ISSN: 1391 - 0531
Sunday December 30, 2007
Vol. 42 - No 31
News  

SriLankan in storm over Hill

~ Top Emirates officials here for make-or-break talks

With his work visa revoked, Emirates appointed SriLankan Airlines CEO Peter Hill took wing to Dubai on Thursday beating the government deadline for him to leave the country by one day, but the battle seems far from over with his parent airline said to be resorting to legal avenues to obtain redress.

When The Sunday Times contacted Mr. Hill on Friday in Dubai and asked him whether it was true that the Emirates airline had served a letter of demand on the government of Sri Lanka through a leading local legal firm, he said he was not aware of what action his parent firm was taking over his expulsion and requested us to contact the Emirates management there. But we were unable to do so due to Friday being a holiday in that Islamic nation.

Mr. Hill who is married to a Sri Lankan has a luxury bungalow at Kotte with a swimming pool. Asked whether he had not tried to obtain an ordinary resident visa in Sri Lanka because of his personal stakes in this country, he said he had so far not done so. The Emirates Airlines President has already announced that despite the revocation of his work visa by the Sri Lankan government, Mr. Hill would continue to serve as SriLankan CEO from Dubai till the management contract ran out in March.

Meanwhile, the national carrier is said to be suffering a severe brain drain due to unprecedented cost cutting exercises introduced in recent months. Its future is now in doubt with public acrimony breaking out between the Government and Emirates over the refusal of SriLankan to provide seats to the Presidential entourage to return from London early this month.

This was after President Mahinda Rajapaksa attended as the Chief Guest at the passing out parade of his son Yoshitha from the Royal Naval College at Dartmouth. Following this incident the government retaliated by revoking the work permit of the CEO. In the last two months alone, insiders reveal that at least 14 pilots and ten engineers have resigned from the airline and at least five more engineers and ten more pilots are scheduled to leave in the coming weeks.

In addition, there is a general exodus among other skilled cadres as well. They are being snapped up by the fast expanding airline industry in the subcontinent and West Asia. Emirates Airlines President Tim Clark and Director Garry Chapman too are due in Colombo on Wednesday for what some aviation sources term as break-or-make talks with the Sri Lankan government on the renewal of its existing ten-year management contract scheduled to expire in March and the issues arising from Mr. Hill’s effective expulsion.Many have pointed out that the existing contract is highly disadvantageous to Sri Lanka and the opposition UNP came to power in 2001 vowing to renegotiate the contract, but it soon backed down when Tim Clark insisted that “a deal is a deal”. There is some speculation whether the reverse UNP decision came after some key people enjoyed some Arabian nights in Dubai.
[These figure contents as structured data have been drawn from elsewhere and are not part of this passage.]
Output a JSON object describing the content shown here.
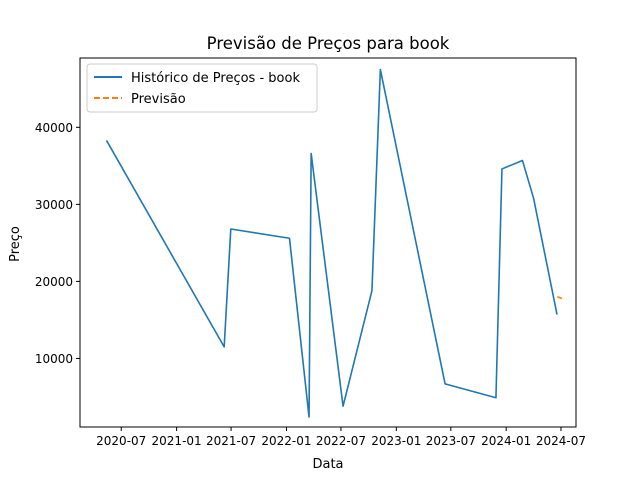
{
  "chart_data": {
    "type": "line",
    "title": "Previsão de Preços para book",
    "xlabel": "Data",
    "ylabel": "Preço",
    "x_ticks": [
      "2020-07",
      "2021-01",
      "2021-07",
      "2022-01",
      "2022-07",
      "2023-01",
      "2023-07",
      "2024-01",
      "2024-07"
    ],
    "y_ticks": [
      10000,
      20000,
      30000,
      40000
    ],
    "y_tick_labels": [
      "10000",
      "20000",
      "30000",
      "40000"
    ],
    "xlim": [
      "2020-02-15",
      "2024-08-20"
    ],
    "ylim": [
      1100,
      49000
    ],
    "legend_position": "top-left",
    "series": [
      {
        "name": "Histórico de Preços - book",
        "color": "#1f77b4",
        "style": "solid",
        "points": [
          [
            "2020-05-13",
            38300
          ],
          [
            "2021-06-08",
            11500
          ],
          [
            "2021-06-30",
            26800
          ],
          [
            "2022-01-11",
            25600
          ],
          [
            "2022-03-17",
            2400
          ],
          [
            "2022-03-24",
            36600
          ],
          [
            "2022-07-08",
            3800
          ],
          [
            "2022-10-12",
            18800
          ],
          [
            "2022-11-09",
            47500
          ],
          [
            "2023-06-12",
            6700
          ],
          [
            "2023-11-28",
            4900
          ],
          [
            "2023-12-18",
            34600
          ],
          [
            "2024-02-24",
            35700
          ],
          [
            "2024-04-01",
            30800
          ],
          [
            "2024-06-18",
            15700
          ]
        ]
      },
      {
        "name": "Previsão",
        "color": "#ff7f0e",
        "style": "dashed",
        "points": [
          [
            "2024-06-19",
            18000
          ],
          [
            "2024-07-11",
            17700
          ]
        ]
      }
    ]
  }
}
Though the Emirates management of SriLankan has been crowing about how they managed the airline without a single cent from the Sri Lankan Treasury since they assumed the management of the airline and how they even returned profits in most of those years, critics counter these arguments by simply pointing out that they had achieved such results by selling the national carriers own aircraft.

At the time of the privatization SriLankan owned nine aircraft, including five nearly new Airbus aircraft. It now owns just one aircraft, while all others are leased from other airlines. Critics claimed that at the time of the privatization the airline had already been turned around and was earning profits under the stewardship of Chairman Harry Jayawardena.

They said it was not the Emirates that should be punished, but the so-called Sri Lankan experts and Treasury big shots who negotiated the lopsided agreement to the disadvantage of the country.“There are so many hidden disadvantageous clauses which are not in the main body of the contract and one such clause stipulates that if at the end of March the Government does not buy back the 43.6 per cent stake in SriLankan held by the Emirates it automatically gets to manage the airline for a further five years”, they alleged.

There was speculation yesterday that Mr. Jayawardena who continues to be the government-appointed Chairman since privatization might himself bid for the airline if the existing management contract with the Emirates is not renewed. But it is alleged that Mr. Jayawardena who has benefited by the airline throwing several hundred million rupees worth of insurance business to his firm, Sri Lankan Insurance, each year has generally ignored any wrongdoings by the Emirates management. Mr. Jayawardena who has been abroad in recent days was due back in Colombo over the weekend.

Prior to crucial talks with Tim Clark, President Rajapaksa has summoned a meeting with the national carrier’s powerful Pilots Guild on Monday. In recent months with government appointed directors and the Treasury keeping mum it is the pilots who have been blowing the whistle on alleged crony management practices of top managers of the national carrier.